A special clef for the viola
The viola is pretty much the home of the alto clef! Although some other instruments do use alto clef, its use is mainly reserved for the viola. If you’re wondering what a clef is, it is the symbol at the beginning of every staff of music notation. It dictates which notes the lines and spaces of the staff will correspond to. If you look at the image below, you’ll see that the treble clef of the violin assigns certain letters to each line and space. The same is true for alto clef. But if you compare the two, you’ll see that they are completely different!
Learning to read music is one of the most challenging aspects of starting an instrument. Since alto clef is completely different from treble clef, this places an extra challenge on those who play both violin and viola (which is actually fairly common). In fact, it is quite easy for a violinist to pick up a viola for the first time and play it. However, actually reading the viola’s clef takes a lot more practice! Personally, I have only become proficient at reading alto clef after several years of having viola students.
It can definitely be a challenge to get comfortable reading alto clef. This is especially true if you have experience playing another instrument.
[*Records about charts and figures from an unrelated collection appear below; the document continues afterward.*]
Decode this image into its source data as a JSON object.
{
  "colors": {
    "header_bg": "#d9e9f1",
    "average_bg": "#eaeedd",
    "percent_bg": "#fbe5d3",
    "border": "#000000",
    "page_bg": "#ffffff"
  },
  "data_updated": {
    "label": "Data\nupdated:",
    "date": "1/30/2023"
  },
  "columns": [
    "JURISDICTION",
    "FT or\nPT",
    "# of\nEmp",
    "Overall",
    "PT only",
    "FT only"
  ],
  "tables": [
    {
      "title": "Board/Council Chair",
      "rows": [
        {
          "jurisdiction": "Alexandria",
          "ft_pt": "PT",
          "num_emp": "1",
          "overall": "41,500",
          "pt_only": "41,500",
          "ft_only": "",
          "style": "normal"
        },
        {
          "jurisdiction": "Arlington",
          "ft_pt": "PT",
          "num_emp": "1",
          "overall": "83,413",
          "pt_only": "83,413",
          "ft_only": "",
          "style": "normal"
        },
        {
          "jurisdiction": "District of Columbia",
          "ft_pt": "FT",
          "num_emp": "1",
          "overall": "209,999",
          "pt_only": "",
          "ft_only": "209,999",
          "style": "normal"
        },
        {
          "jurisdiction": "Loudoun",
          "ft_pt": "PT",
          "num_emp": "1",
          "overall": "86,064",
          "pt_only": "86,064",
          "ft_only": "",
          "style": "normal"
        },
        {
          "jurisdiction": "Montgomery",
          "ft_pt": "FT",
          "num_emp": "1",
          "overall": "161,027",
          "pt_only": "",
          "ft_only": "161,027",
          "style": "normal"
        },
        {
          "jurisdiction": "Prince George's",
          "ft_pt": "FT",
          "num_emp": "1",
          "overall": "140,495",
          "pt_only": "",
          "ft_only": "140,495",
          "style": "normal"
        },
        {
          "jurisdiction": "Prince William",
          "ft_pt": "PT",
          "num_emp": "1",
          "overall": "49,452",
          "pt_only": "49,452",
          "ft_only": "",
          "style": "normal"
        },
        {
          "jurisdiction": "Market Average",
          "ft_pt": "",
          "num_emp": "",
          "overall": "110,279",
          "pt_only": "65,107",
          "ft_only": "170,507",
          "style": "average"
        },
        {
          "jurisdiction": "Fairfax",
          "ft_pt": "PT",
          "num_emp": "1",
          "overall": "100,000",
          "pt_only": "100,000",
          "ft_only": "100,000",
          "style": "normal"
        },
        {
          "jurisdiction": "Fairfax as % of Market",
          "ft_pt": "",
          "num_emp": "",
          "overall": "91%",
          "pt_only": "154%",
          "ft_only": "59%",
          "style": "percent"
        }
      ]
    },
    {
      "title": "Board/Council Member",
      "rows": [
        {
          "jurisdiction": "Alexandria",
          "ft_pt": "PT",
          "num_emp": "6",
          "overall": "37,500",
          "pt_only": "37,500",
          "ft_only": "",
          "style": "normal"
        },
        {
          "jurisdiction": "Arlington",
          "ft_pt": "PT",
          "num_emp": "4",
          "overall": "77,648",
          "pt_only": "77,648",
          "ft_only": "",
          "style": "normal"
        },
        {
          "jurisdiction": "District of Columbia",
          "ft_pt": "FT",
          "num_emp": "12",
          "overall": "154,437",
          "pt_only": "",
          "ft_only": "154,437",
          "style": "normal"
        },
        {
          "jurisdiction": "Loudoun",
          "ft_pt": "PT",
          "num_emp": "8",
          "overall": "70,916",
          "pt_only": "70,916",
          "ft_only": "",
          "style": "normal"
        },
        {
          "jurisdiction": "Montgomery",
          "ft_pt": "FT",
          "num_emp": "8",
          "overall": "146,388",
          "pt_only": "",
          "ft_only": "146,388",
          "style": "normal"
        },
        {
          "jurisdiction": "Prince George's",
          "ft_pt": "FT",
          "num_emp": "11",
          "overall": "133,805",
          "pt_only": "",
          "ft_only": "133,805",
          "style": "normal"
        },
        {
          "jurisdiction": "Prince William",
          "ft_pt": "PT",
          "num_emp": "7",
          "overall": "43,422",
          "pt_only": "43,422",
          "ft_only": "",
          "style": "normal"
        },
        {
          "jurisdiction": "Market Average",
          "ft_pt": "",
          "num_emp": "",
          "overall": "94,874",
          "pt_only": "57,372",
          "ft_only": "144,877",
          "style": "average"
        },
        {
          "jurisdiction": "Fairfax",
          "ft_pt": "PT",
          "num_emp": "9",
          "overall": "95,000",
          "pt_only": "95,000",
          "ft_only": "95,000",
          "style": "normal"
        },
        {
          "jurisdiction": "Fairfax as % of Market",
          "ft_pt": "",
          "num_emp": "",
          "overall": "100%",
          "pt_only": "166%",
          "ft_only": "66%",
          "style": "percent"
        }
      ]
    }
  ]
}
But if viola is your first instrument, you probably won’t even notice the difference!
Violin and viola have quite a bit in common and they are initially difficult to distinguish from each other. I hope this article has helped you to know what differences to look out for! Try to remember the most obvious characteristics of the viola: it is slightly bigger than the violin, it has a lower sound, and it is rarely seen playing the melody.
If you are considering taking up the viola, just know that you will need to deal with a slightly bigger (and more cumbersome) instrument. In addition, you will need to learn to read alto clef.
The viola can be a great choice for those who are seeking a more relaxed and less competitive musical atmosphere. Plus, we really need violists in this world! Many will say that the viola is a “dying” instrument. Let’s make sure to keep the viola alive for many centuries to come!